Solve $x\sqrt{x\sqrt{x\sqrt{x\dots}}} = 4$

Question

Today I faced a strange equation and I didn't manage to find a solution to it: $$x\sqrt{x\sqrt{x\sqrt{x\dots}}} = 4$$ Maybe someone will help me to find a way to solve it. By the way, this equation is from high school course.

Answer 1

Hint

Divide both sides by $x$ and square them. You should notice something beautiful.

Answer 2

An alternative way $$x\sqrt{x\sqrt{x\sqrt{x\cdots}}}=4\implies \sqrt{x\sqrt{x\sqrt{x\sqrt{x\cdots}}}}=2.$$ Now observe that $$ \sqrt{x\underbrace{\sqrt{x\sqrt{x\sqrt{x\cdots}}}}_{2}}=2.$$ Therefore your equation reduces to $$\sqrt{2x}=2\implies 2x=4\implies x=2.\tag{$x>0$}$$

Answer 3

$$x\sqrt{x\sqrt{x\sqrt{x\cdots}}}=x\,x^{1/2}\,x^{1/4}\,x^{1/8}\cdots=x^{1+1/2+1/4+1/8+\cdots}=x^2$$

Answer 4

Well, since it hasn't been said yet and you mentioned it was in the geometric progressions chapter of your book, note that the equation can be rewritten as

$$x^{1+1/2+1/4+1/8+...}=4$$

So there's your geometric progression.
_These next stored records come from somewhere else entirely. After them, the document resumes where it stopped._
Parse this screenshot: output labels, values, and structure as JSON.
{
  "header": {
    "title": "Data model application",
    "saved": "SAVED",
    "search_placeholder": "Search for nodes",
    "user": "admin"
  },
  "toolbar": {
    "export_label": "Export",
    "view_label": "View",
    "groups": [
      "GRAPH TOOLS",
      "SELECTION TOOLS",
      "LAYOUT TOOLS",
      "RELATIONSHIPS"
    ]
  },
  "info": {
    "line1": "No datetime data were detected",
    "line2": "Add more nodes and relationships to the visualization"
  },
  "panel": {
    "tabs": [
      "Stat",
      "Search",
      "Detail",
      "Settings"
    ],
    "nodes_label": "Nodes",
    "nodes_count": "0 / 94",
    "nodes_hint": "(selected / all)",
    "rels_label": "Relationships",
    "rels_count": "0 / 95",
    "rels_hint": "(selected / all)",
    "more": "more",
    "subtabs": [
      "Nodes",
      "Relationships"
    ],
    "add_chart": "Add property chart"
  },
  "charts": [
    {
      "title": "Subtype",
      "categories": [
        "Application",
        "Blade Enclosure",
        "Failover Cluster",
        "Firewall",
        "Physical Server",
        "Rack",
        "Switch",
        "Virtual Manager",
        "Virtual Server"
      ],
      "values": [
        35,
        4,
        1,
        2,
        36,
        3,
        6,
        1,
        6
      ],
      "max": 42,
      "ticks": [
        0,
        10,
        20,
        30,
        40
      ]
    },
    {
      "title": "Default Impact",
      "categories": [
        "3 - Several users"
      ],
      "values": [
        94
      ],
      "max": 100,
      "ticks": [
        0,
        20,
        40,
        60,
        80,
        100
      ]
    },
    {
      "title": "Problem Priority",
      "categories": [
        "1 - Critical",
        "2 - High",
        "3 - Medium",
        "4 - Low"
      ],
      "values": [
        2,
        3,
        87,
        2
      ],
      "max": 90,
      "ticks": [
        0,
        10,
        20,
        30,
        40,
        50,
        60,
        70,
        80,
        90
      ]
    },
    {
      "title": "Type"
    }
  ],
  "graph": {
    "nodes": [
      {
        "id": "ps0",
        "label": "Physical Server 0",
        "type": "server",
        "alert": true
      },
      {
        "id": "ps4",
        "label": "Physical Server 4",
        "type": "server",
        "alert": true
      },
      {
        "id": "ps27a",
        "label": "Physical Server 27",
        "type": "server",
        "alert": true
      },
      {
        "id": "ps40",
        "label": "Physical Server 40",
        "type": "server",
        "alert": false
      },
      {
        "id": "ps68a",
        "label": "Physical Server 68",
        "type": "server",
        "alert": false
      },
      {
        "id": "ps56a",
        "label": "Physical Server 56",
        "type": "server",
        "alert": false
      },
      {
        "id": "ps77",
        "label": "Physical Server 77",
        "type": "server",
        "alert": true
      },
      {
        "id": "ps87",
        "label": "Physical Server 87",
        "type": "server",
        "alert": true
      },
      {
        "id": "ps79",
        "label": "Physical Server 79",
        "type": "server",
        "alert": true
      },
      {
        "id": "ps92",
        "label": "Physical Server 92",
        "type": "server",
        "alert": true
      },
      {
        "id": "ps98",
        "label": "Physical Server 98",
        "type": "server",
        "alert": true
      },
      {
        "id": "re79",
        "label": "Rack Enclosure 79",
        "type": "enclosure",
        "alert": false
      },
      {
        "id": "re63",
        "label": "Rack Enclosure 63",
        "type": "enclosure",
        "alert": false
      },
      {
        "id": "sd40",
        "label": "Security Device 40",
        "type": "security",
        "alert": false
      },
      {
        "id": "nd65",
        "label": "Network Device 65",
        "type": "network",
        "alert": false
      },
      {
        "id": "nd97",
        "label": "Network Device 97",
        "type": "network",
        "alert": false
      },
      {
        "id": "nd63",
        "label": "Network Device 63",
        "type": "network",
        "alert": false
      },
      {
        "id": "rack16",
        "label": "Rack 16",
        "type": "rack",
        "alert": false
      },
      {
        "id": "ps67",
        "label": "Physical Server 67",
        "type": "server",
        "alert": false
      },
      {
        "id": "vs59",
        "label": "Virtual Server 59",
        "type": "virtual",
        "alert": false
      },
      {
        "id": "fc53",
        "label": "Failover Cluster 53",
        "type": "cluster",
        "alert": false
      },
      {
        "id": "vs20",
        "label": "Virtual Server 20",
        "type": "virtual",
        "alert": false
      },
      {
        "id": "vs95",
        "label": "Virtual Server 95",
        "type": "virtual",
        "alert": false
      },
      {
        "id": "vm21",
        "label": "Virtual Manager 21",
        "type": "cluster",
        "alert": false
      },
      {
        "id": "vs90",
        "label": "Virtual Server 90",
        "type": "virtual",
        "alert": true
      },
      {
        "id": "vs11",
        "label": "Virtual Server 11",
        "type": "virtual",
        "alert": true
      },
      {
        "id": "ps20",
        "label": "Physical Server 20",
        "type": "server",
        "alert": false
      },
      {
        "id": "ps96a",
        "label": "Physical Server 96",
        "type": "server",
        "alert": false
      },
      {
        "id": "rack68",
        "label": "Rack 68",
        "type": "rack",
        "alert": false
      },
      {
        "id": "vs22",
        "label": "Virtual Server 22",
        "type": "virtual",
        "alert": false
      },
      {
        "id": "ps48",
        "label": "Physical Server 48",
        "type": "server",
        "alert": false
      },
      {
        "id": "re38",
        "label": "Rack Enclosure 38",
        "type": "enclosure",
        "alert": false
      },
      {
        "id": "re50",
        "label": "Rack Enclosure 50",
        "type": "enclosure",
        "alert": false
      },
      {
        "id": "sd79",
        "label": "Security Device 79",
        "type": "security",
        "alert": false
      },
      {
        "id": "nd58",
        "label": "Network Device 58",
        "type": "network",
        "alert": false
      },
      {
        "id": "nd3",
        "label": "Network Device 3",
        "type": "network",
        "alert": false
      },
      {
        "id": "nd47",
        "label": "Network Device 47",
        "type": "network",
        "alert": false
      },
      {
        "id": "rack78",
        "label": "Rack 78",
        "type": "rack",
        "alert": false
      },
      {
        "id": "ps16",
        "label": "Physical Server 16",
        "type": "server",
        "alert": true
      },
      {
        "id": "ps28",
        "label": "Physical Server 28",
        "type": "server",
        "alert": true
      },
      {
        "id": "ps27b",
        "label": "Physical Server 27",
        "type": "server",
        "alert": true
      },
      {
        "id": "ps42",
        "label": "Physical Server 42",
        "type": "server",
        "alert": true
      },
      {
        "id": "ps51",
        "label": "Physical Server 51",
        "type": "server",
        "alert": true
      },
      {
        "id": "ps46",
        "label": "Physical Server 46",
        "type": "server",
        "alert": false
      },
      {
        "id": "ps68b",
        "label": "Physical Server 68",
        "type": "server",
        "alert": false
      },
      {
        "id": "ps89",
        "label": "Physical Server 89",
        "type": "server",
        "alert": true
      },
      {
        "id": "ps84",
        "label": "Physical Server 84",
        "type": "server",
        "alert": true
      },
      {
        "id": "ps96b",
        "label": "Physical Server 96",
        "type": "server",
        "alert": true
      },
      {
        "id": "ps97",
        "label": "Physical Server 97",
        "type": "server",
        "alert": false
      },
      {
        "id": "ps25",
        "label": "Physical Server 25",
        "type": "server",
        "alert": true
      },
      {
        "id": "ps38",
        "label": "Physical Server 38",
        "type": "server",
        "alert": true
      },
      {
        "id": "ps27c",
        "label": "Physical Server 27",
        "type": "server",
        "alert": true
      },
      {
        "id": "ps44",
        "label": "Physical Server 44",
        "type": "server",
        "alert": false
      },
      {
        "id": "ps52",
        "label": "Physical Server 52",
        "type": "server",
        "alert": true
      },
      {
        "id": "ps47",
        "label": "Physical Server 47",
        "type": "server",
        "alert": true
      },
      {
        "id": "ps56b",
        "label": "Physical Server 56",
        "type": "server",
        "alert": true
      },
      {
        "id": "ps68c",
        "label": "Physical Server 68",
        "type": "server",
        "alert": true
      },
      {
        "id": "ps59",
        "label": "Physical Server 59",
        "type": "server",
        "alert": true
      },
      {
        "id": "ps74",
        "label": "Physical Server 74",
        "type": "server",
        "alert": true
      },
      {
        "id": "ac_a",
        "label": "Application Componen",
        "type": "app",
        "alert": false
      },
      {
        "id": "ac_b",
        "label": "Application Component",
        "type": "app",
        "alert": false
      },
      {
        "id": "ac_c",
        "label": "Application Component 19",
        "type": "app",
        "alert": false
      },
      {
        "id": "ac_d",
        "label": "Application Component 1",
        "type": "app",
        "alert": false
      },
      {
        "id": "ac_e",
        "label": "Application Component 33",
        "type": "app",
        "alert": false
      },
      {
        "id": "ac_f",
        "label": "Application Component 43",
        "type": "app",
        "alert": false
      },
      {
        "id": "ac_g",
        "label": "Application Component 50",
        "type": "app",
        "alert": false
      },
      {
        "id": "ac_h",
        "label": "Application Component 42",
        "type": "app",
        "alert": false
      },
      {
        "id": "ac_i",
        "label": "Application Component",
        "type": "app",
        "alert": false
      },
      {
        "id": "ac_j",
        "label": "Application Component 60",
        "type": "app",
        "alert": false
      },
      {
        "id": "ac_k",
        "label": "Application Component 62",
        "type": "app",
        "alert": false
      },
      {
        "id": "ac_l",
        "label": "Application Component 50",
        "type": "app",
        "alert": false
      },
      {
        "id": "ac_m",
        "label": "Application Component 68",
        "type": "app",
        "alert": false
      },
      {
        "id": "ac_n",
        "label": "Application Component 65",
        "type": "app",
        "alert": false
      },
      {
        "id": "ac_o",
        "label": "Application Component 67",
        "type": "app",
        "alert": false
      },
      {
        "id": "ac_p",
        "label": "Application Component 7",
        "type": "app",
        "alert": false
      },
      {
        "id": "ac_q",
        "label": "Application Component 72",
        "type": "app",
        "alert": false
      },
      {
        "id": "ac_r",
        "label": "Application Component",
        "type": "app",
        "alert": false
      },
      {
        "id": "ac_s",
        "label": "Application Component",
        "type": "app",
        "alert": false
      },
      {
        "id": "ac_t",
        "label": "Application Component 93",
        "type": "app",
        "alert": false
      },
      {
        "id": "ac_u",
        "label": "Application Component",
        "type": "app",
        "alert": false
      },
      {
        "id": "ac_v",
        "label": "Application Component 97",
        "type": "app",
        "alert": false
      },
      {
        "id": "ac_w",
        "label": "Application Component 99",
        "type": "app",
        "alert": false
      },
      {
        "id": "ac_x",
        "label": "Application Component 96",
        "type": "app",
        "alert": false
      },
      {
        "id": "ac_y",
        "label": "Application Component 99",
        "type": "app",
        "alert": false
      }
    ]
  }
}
Note that $x$ should be positive.

Answer 5

The power of given variabe is in the term of sum of G.P . The indices of x is such that 1+1/2+1/4+...... Because we know that the infinite sum of G.P: Sn = a/(1-r) where r=common ratio

Answer 6

A general approach to solve such problems is to exploit self similarity. In this particular problem, the term within the first square root is just the left hand side itself. Thus

$$ x\sqrt{4}=4. $$

As pointed out by Did in the comments to other questions, this shows that if a solution exists, then it is unique and equals $2$.

To show that $2$ is indeed a solution, you need to go the route via geometric series. (As an aside, geometric series themselves can be solved via self similarity: $ s:=1+q+q^2+\dots \Rightarrow s=1+qs $)